From Archive.org, Free Multimedia Hosting for Life 327
powerline22 writes "From the people who gave you the Internet Archive comes Ourmedia, a place for grassroots media to flourish. Upload anything, maybe a video, some pictures, your custom applescript, and it gets hosted for free, for life. Drupal is hosting the site, and the Internet Archive is providing hosting and bandwidth for the files."
They did this before (Score:4, Insightful)
with their caching idea (like coralcache) but 6months later they stopped it, whats to say the same wont happen here ? when people do hosting they want reliability not bandwidth
How Long? (Score:5, Insightful)
In the end, lots of homemade stuff (Score:3, Insightful)
Uh huh (Score:2, Insightful)
Think they're going to hold to that?
And I don't just mean in the case of the 90% of content which will be posted there illegally, or even the 80% of the leftover content which will be highly pornographic. What if I post an MPEG there and it gets linked on fark and winds up eating terrabytes of the site's bandwidth? How long you think it will remain there?
Ummm, (Score:1, Insightful)
Can
How bout some REAL info on stuff that matters?
obl. privacy concern. (Score:3, Insightful)
French Lawsuit in 3... 2... (Score:2, Insightful)
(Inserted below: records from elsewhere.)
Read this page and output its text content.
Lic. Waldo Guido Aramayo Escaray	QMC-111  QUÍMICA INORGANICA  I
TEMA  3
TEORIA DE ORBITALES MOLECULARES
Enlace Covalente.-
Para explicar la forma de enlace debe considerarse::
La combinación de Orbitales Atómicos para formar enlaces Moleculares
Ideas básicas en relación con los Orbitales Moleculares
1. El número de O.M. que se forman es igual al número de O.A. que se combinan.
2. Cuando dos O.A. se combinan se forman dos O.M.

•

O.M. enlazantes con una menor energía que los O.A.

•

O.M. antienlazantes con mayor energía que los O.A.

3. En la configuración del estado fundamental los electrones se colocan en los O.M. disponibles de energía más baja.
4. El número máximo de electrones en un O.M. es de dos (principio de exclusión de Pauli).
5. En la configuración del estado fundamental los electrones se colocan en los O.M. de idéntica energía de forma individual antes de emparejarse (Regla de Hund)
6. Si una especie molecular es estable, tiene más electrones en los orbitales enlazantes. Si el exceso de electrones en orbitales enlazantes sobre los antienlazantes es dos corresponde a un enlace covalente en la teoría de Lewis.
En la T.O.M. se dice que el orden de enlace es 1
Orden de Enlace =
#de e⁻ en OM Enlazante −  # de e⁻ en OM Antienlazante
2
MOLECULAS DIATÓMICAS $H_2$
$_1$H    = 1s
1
Free speech ain't always pretty.
World's Youngest Video Blogger (Score:5, Insightful)
It then hit me: she's a "bigger" star online than on the television. Just watching that piece inadvertantly acts as a portent for a time when television is more or less culturally irrelevant, or more to the point, indistinguishable from "web" media.
Re:How Long? (Score:5, Insightful)
I'm not saying everything (or even a measurable portion) that appears on the internet is worth keeping forever, but the worth of any of it is not something those in the present are qualified to judge on.
In a thousand years, provided humanity hasn't wiped itself out by then, the internet archive (and by extension, ourmedia.org) will be what archaeologists use to learn about us.
Re:How Long? (Score:4, Insightful)
Depends on the economics. (Score:4, Insightful)
--
Want a free iPod? [freeipods.com]
Or try a free Nintendo DS, GC, PS2, Xbox. [freegamingsystems.com] (you only need 4 referrals)
Wired article as proof [wired.com]
Re:Smells like a cheap ploy (Score:3, Insightful)
Re:obl. privacy concern. (Score:3, Insightful)
Repeat after me kids.... (Score:2, Insightful)
Somebody pays, always. If not you directly, then you pay indirectly; if not now, then later, but you get nothing for free.
Perhaps the biggest infection within our society is this notion that you can get something for nothing, and how otherwise seemingly intelligent people turn into brain dead drooling baboons at the thought of getting a freebie.
Re:obl. privacy concern. (Score:4, Insightful)
Re:They did this before (Score:2, Insightful)
Not necessarily. Hosting like everything else is split among different needs and wants. There are some who will never pay more than $.99 per year for unlimited everything. Then there are those who will pay $100.00 per month for redundant reliable connections. To each their own.
I have no doubt the service will be around for a while and if they need cash then enter the advertisers. Ads everywhere and then the selling of your personal data. They could then move to a 1&1 promo--credit card needed for free service then charge after a year after you have long forgotten them.
If they are hosted with Server Beach the bandwidth is pretty cheap but you may or may not have problems as others have had in the past with them. But you will get the quality you pay for which in this case is $0.00.
Re:Repeat after me kids.... (Score:5, Insightful)
That's a mantra for C21st America if ever I heard one. Of course there's such a thing as 'free'. Yeah, someone pays, but if it ain't me, then it's free. If I end up with two copies of a book and I give one away, I've paid for both but the surplus copy is entirely free to whoever I give it to. If I help a friend out with their PC, I pay with my time, but the service is free to them. Things are sometimes done in kindness, or in the service of a better world, even in this day and age. Don't let 'them' convince you otherwise.
Of course, free iPod schemes are a different matter, and I'd imagine this kind of cynical appeal to the frugally covetous is what you're talking about. But I don't equate archive.org with the architects of those kind of schemes. It IS still possible to get something good and decent for free, and that's something to be thankful for.